In early September, 25 Polish citizens were detained as hostages-priests, teachers and other members that enjoyed the respect of local society, they were threatened with execution if any harm would come to Volksdeutsche from the city that were detained and held by Polish authorities during Nazi invasion of Poland, after initial release when the German minority members returned, they were arrested again and most shot[37] On 9 September further 85 people were imprisoned by Germans [38] The German authorities destroyed the Polish monuments to independence in the city[39] and banned Polish priests from speaking Polish language during church masses[40]
On 4 September the Einsatzgruppe V demanded a name list of all members of 600 Jewish community within 14 hours, as well as list of all of their possessions. They were also fined with 20.000 zlotych [41]
On 6 September the whole city was covered by posters demanding that Jews and "mixed races" of category I and IInd degree(so called mischlinge) gather in headquarters of Einsatzgruppe V(established in local school). Around 100 people responded to the demand, and were immediately arrested, and robbed. After this they were transported into unknown direction and disappeared-it is believed that most likely they were executed by Germans in Mniszek-Grupa forests.[42][43]
On 19 October occupied Grudziądz was visited by Albert Forster-the gauleiter of NSDAP, during a public speech to volksdeutsche, he declared that the area will become "one hundred percent" German, and Poles "have nothing to do here, and should be evicted"[44]
Alongside military and Einsatgruppen administration, the first structures of Selbstschutz were established - a paramilitary formation made from German minority in the region. The head of Selbstschutz in Grudziądz was doctor Joachim Gramse.[45][46] Selbstschutz created in October 1939 an interment camp for Poles, whose commandant was a local German Kurt Gotze.[47]
Teachers, officials, social workers, doctors, merchants, members of patriotic organisations, lawyers, policemen, farmers and 150 Polish priests were held in this camp. It is estimated that around 4000 to 5000 people went through it.[48] Other arrested Poles were held in cellars of Grudziądz fortress.[49] The local Germans who ran the camp established their own "court" which decided the fate of those imprisoned. The "court" was composed of: Kurt Gotze, Helmut Domke, Horst Kriedte, Hans Abromeit (owner of a drugstore), Paul Neuman(barber).[50] Based on their decisions part of the prisoners were sent to concentration camps, 300 were mass murdered; only a few were released[48][51] Those sentenced to death were mostly executed through shooting by the Selbstschutz in Księże Góry near Grudziądz; in October and November 1939 several hundred people were murdered there and their bodies buried in five mass graves.[52] The victims were usually shot at the edges of already dig out graves[53]

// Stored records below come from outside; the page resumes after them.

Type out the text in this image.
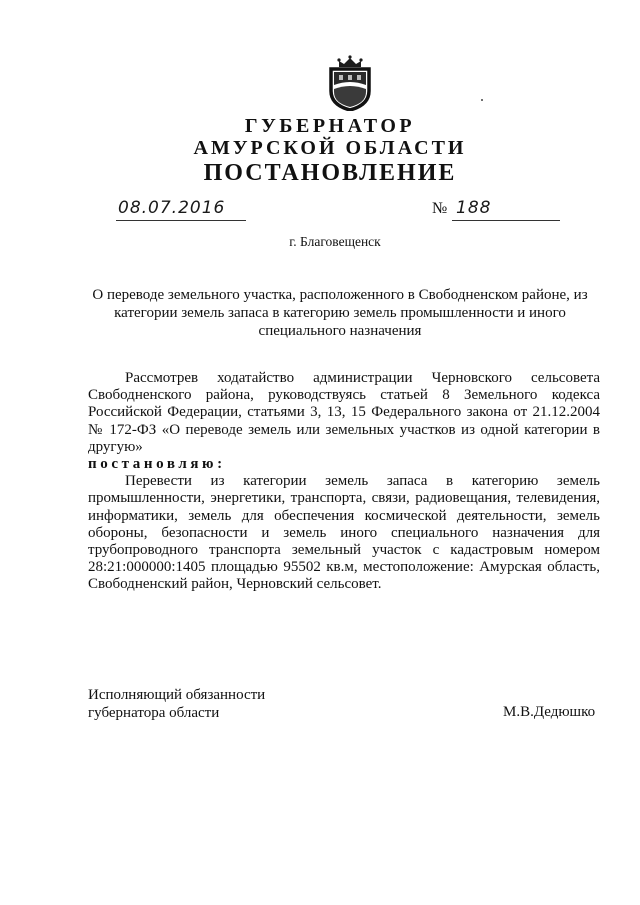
ГУБЕРНАТОР
АМУРСКОЙ ОБЛАСТИ
ПОСТАНОВЛЕНИЕ
08.07.2016	№ 188

г. Благовещенск

О переводе земельного участка, расположенного в Свободненском районе, из категории земель запаса в категорию земель промышленности и иного специального назначения

Рассмотрев ходатайство администрации Черновского сельсовета Свободненского района, руководствуясь статьей 8 Земельного кодекса Российской Федерации, статьями 3, 13, 15 Федерального закона от 21.12.2004 № 172-ФЗ «О переводе земель или земельных участков из одной категории в другую»

постановляю:

Перевести из категории земель запаса в категорию земель промышленности, энергетики, транспорта, связи, радиовещания, телевидения, информатики, земель для обеспечения космической деятельности, земель обороны, безопасности и земель иного специального назначения для трубопроводного транспорта земельный участок с кадастровым номером 28:21:000000:1405 площадью 95502 кв.м, местоположение: Амурская область, Свободненский район, Черновский сельсовет.

Исполняющий обязанности
губернатора области	М.В.Дедюшко
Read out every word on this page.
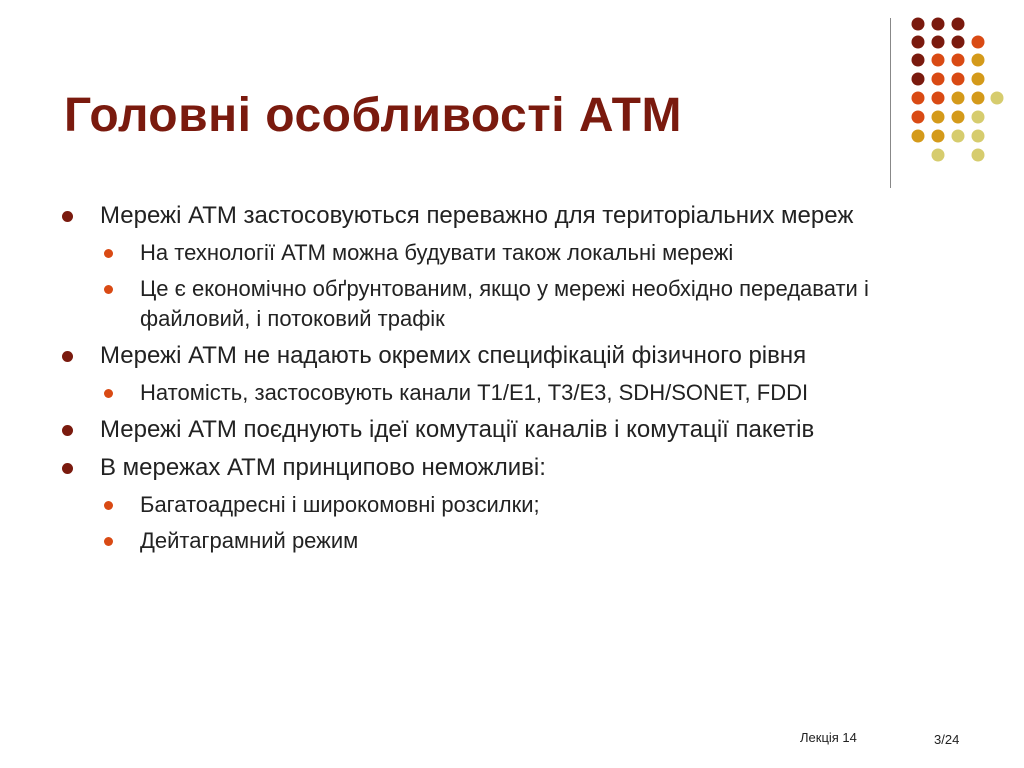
Головні особливості АТМ
Мережі АТМ застосовуються переважно для територіальних мереж
На технології АТМ можна будувати також локальні мережі
Це є економічно обґрунтованим, якщо у мережі необхідно передавати і файловий, і потоковий трафік
Мережі АТМ не надають окремих специфікацій фізичного рівня
Натомість, застосовують канали T1/E1, T3/E3, SDH/SONET, FDDI
Мережі АТМ поєднують ідеї комутації каналів і комутації пакетів
В мережах АТМ принципово неможливі:
Багатоадресні і широкомовні розсилки;
Дейтаграмний режим
Лекція 14	3/24
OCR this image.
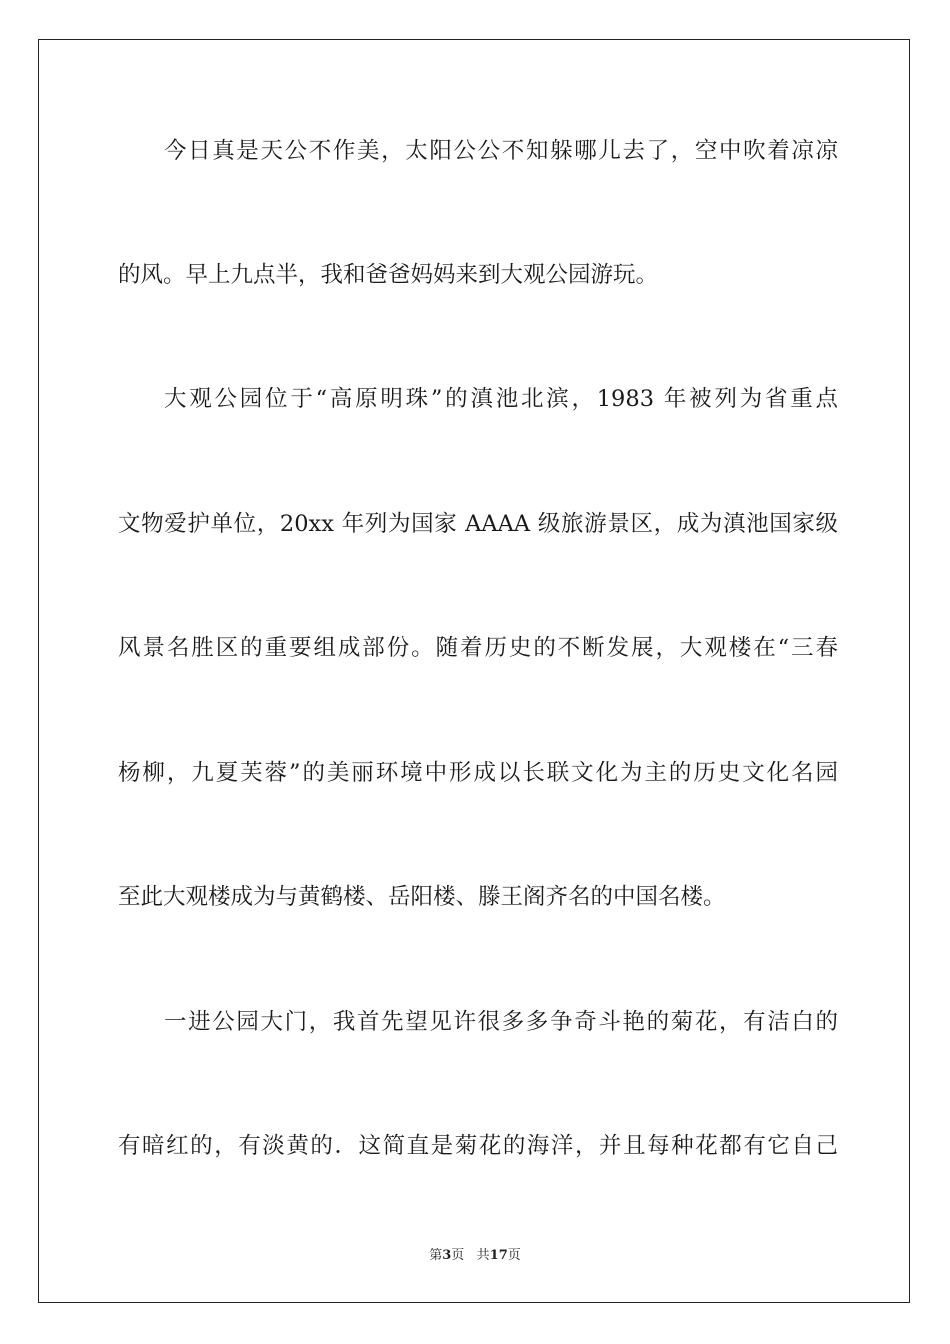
今日真是天公不作美，太阳公公不知躲哪儿去了，空中吹着凉凉
的风。早上九点半，我和爸爸妈妈来到大观公园游玩。
大观公园位于“高原明珠”的滇池北滨，1983 年被列为省重点
文物爱护单位，20xx 年列为国家 AAAA 级旅游景区，成为滇池国家级
风景名胜区的重要组成部份。随着历史的不断发展，大观楼在“三春
杨柳，九夏芙蓉”的美丽环境中形成以长联文化为主的历史文化名园
至此大观楼成为与黄鹤楼、岳阳楼、滕王阁齐名的中国名楼。
一进公园大门，我首先望见许很多多争奇斗艳的菊花，有洁白的
有暗红的，有淡黄的．这简直是菊花的海洋，并且每种花都有它自己
第3页 共17页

Further executions were carried out in desolate areas of Grudziądz: on 11 November 1939 near Grudziądz Fortress, Selbstschutz executed 10 Polish teachers, 4 Polish priests and 4 women.[54] Additionally, 37 people were murdered in Grudziądz city park.[55] On 29 October 1939 a unit of Selbstschut mass murdered 10 Polish hostages as revenge for posters that appeared in the city, calling for resistance against Nazi rule.[56]
As the result of heavy fighting in 1945, over 60% of the city was destroyed. Soviet Major Lev Kopelev covered those battles and the final surrender of the German garrison in his book "To Be Preserved Forever". For example, he also describes joint psychological warfare of March 1945 in the city by the Red Army and members of the NKFD. As the war ended, the German-speaking population of the city fled or was expelled to Germany,[32] the city also became home to Poles moved from Polish areas annexed by the Soviet Union.